Dall’inizio del secolo scorso si era fatto vivo l’interesse per la comprensione della posizione dell’uomo nel cosmo (Scheler). La crisi multiforme che conosce l’Europa ha fatto scivolar via le vecchie certezze. Trattandosi di una civilizzazione molto cosciente di sé, è assai plausibile la sensazione e l’impressione che alla base di tale crisi, che è giunta al parossismo con la seconda guerra mondiale, vi sia l’oblio di qualcosa di essenziale. Per il nostro autore è soprattutto l’imperante quanto espansiva cultura scientifica che va interrogata. Non si tratta di respingere la scienza ma piuttosto di chiedersi perché il luogo che occupiamo entro il paradigma di vita che è scaturito dal suo formidabile sviluppo si è fatto minaccioso. La civilizzazione scientifica incominciò come un forte richiamo per la dignità dell’uomo. La scienza intendeva sé stessa come il cammino concreto della realizzazione di questa dignità nella vita degli uomini. Occorreva quindi rimpiazzare l’antico antropomorfismo (ed il teocentrismo connesso) con l’antropocentrismo.

La scienza moderna e la teorizzazione che muove dal suo paradigma tipico (allergico alla metafísica) in realtà non si sono mostrate l’ambito più adeguato dell’affermazione specifica di tale dignità. Una figura importante al riguardo è ovviamente Descartes. Oltre tutto, trattandosi del pensatore che diede le basi noetiche più essenziali al movimento che si trova alla base della nuova civilizzazione, la critica della sua dottrina risulta teoreticamente capitale. Per Spaemann la sua teoria della doppia sostanza rende semplicemente impossibile pensare la vita, e alla fine rompe l’unità dell’uomo vivente. 

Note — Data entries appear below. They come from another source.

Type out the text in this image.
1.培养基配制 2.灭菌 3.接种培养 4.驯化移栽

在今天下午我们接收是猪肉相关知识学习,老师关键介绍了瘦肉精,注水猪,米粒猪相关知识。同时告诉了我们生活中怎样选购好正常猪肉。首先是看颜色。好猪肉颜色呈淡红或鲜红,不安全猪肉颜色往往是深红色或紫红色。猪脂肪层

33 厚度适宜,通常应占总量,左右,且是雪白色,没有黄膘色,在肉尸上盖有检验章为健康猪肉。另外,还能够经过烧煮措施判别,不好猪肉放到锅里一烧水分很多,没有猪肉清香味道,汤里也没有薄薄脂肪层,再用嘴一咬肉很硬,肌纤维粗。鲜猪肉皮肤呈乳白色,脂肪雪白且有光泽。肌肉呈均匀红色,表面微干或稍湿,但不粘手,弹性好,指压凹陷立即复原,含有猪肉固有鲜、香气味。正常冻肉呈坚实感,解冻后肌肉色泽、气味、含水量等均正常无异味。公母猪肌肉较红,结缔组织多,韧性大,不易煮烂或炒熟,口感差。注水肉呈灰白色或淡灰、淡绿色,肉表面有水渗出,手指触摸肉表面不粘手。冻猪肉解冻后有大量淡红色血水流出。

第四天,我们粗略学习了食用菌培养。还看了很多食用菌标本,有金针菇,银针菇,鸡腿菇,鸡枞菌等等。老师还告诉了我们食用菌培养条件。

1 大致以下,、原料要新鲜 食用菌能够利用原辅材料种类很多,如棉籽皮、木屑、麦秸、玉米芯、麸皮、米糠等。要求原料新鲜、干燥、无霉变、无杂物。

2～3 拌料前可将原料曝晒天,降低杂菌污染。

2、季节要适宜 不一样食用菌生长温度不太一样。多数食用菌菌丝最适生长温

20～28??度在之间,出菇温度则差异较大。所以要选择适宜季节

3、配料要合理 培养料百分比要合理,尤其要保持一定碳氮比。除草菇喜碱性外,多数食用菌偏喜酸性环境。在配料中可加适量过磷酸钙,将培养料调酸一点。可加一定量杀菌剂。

L’inversione della teleologia 

Le questioni ecologiche attuali rendono ancora più acuta l’urgenza di un rinnovamento. Dobbiamo domandarci che tipo di relazione abbiamo con la natura e perché il suo sfruttamento esagerato diventi minaccioso per il padrone che avevamo creduto di poter essere tramite la conoscenza del suo meccanismo. Ci sarà forse qualche somiglianza dimenticata che ci rende così solidali con essa? Così diventa altamente plausibile la pertinenza della domanda circa la natura nell’uomo o dell’uomo. Ma “che cosa deve significare la natura [...] perché abbia senso parlare di una ‘natura dell’uomo’”?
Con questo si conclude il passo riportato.